Puisi : Kota Gaza
I stay in a gray room on a bed with gray blanket
aku duduk di atas kasur di ruang yang suram dengan selimut yang sudah pudar
And wait for the muezzin to stand up
dan menunggu muadzin untuk bangun
The chants enter my window and I think of all
lantunan (sang muadzin) memasuki jendelaku dan aku kira semua
those men and women bowing in prayer, fear escaping
orang-orang laki-laki dan perempuan pada ruku dalam sholatnya, ketakutan meninggalkan
them at every stroke, a new sadness entering
mereka di setiap serangan, sebuah kesedihan baru memasuki
their spirit as their children line up in the streets
jiwa mereka, ketika anak-anaknya berbaris di jalanan
like prisoners in a death camp.
seperti tahanan di kamp kematian
I walk towards the broken window
aku berjalan melintasi jendela yang rusak
my head slightly slanted and try to catch a glimpse
kepalaku sedikit berpaling dan mencoba menangkap sepintas
of the city of spirits—those killed
kota dari para ruh – mereka yang terbunuh
who pass through the narrow opening of their tombs.
yang melintasi celah sempit yang terbuka di kubur-kubur mereka
My hands and the side of my right face
Tangan-tanganku dan bagian dari sebelah kanan mukaku
against the cold wall, I hide like a slut, ashamed.
menempel pada tembok yang dingin, aku sembunyi seperti pelacur, yang merasa malu
I pull the collar of my light blue robe so hard
aku tarik krah gaunku biru mudaku dengan keras
it tears, one side hanging as everyone’s lives hang here.
hingga robek, satu sisinya tergantung seperti tergantungnya setiap jiwa disini
My fingers sink deep into my flesh,
jari-jariku terbenam sangat dalam pada kulitku
I scratch myself, three lines scar my chests,
aku gores tubuhku, tiga garis membekas pada dadaku
three faiths pound in my head and I wonder
tiga keyakinan membentur kepalaku dan aku bertanya-tanya
if God is buried in the rubble.
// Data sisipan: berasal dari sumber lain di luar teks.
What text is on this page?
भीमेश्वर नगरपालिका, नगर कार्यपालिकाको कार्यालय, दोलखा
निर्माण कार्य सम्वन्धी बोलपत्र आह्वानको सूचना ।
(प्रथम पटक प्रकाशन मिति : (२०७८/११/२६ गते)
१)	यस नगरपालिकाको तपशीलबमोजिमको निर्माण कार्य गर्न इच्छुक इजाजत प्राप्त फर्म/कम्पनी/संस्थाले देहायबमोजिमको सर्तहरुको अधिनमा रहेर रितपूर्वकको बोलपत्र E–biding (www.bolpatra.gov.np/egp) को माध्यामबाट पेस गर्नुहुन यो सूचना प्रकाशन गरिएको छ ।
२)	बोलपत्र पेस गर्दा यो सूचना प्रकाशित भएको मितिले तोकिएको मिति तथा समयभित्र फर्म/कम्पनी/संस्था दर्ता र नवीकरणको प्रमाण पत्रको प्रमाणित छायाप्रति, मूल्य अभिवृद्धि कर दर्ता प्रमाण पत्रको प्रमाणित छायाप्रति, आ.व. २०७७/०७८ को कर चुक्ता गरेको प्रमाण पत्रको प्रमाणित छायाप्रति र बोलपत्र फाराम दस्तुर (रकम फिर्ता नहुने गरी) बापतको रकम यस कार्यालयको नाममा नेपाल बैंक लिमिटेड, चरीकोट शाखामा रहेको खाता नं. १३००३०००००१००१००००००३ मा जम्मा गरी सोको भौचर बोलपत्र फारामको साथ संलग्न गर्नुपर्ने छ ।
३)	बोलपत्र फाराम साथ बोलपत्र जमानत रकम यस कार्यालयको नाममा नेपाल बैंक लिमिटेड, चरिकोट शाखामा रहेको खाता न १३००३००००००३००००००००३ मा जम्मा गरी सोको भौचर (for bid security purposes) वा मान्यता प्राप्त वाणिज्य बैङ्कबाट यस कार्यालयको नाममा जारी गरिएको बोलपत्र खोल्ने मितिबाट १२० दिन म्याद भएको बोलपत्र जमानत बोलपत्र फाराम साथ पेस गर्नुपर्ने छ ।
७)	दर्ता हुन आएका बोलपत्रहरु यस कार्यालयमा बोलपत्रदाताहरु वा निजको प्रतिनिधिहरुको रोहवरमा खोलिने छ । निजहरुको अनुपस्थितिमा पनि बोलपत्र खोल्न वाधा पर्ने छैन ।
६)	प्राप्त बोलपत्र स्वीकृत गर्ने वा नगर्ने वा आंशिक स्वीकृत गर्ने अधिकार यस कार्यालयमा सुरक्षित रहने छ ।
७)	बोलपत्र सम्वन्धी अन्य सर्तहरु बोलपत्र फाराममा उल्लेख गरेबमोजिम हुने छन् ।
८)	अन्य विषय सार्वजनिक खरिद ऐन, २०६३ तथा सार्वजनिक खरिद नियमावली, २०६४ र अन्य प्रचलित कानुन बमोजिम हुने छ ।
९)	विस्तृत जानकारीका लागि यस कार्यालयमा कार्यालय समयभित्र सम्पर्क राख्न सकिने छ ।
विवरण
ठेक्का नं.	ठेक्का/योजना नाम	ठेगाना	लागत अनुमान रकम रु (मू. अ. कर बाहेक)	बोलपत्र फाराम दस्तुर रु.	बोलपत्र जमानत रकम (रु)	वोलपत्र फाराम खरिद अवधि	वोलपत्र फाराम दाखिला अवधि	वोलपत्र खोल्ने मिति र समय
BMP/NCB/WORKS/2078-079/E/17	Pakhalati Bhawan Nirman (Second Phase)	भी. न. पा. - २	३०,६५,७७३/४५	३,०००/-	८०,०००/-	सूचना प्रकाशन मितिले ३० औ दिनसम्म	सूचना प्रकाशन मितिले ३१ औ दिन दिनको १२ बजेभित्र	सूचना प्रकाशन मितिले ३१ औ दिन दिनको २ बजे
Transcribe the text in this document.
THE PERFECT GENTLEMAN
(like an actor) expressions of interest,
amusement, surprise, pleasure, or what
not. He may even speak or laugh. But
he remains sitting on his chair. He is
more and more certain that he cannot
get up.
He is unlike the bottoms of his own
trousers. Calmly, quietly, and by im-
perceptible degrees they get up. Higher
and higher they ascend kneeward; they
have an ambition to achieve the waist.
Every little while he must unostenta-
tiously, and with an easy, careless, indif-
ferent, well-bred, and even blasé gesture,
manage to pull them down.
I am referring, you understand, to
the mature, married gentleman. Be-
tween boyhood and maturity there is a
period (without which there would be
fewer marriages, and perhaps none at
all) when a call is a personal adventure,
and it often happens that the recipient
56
Every house is a prison,
apakah Tuhan dikubur di antara puing-puing. Setiap rumah adalah penjara
every room a dog cage. Debke is no longer part of life,
setiap ruangan adalah kadang anjing. Debke sudah bukan bagian dari kehidupan lagi
only funerals are. Gaza is pregnant
hanya upaca kematian, Gaza sedang hamil
with people and no one helps with the labor.
dengan orang-orang dan tak seorangpun membantu kepayahannya
There are no streets, no hospitals, no schools,
Tak ada jalan-jalan, tak ada rumah sakit, tak ada sekolah
no airport, no air to breathe.
tak ada bandara, tak ada udara untuk bernapas
And here I am in a room behind a window,
dan aku disini di ruangan dibalik jendela
helpless, useless.
tak berdaya, tak berguna
In America, I would be watching television
di Amerika, aku mungkin sedang nonton televisi
listening to CNN saying the Israelis demand,
mendengarkan CNN mengemukakan tuntutan Israel
terrorism must stop. Here all I see is inflicted terror,
terorisme harus dihentikan. Di sini semua yang kulihat adalah benar-benar mencekam
children who no longer know they are children.
anak-anak yang sudah tidak tahu kalau mereka masih anak-anak.
Milosevic is put on trail, but what about Sharon?
Milosevic sudah diseret ke pengadilan, tapi bagaimana dengan Sharon?
I finally get dressed, stand directly in front of the window
akhirnya aku benahi pakaianku, berdiri tepat di depan jendela
and choke on my spit as the gun shots start,
dan menahan ludahku ketika tembakan-tembakan mulai terdengar
the F-16 fighter jets pass in their daily routine.
pesawat-pesawat jet F-16 melintasi sebagaimana biasanya
***
PS:
This poetry is taken from the collected poetry entitled Made in Palestine and written on May 3 through October 23, 2003.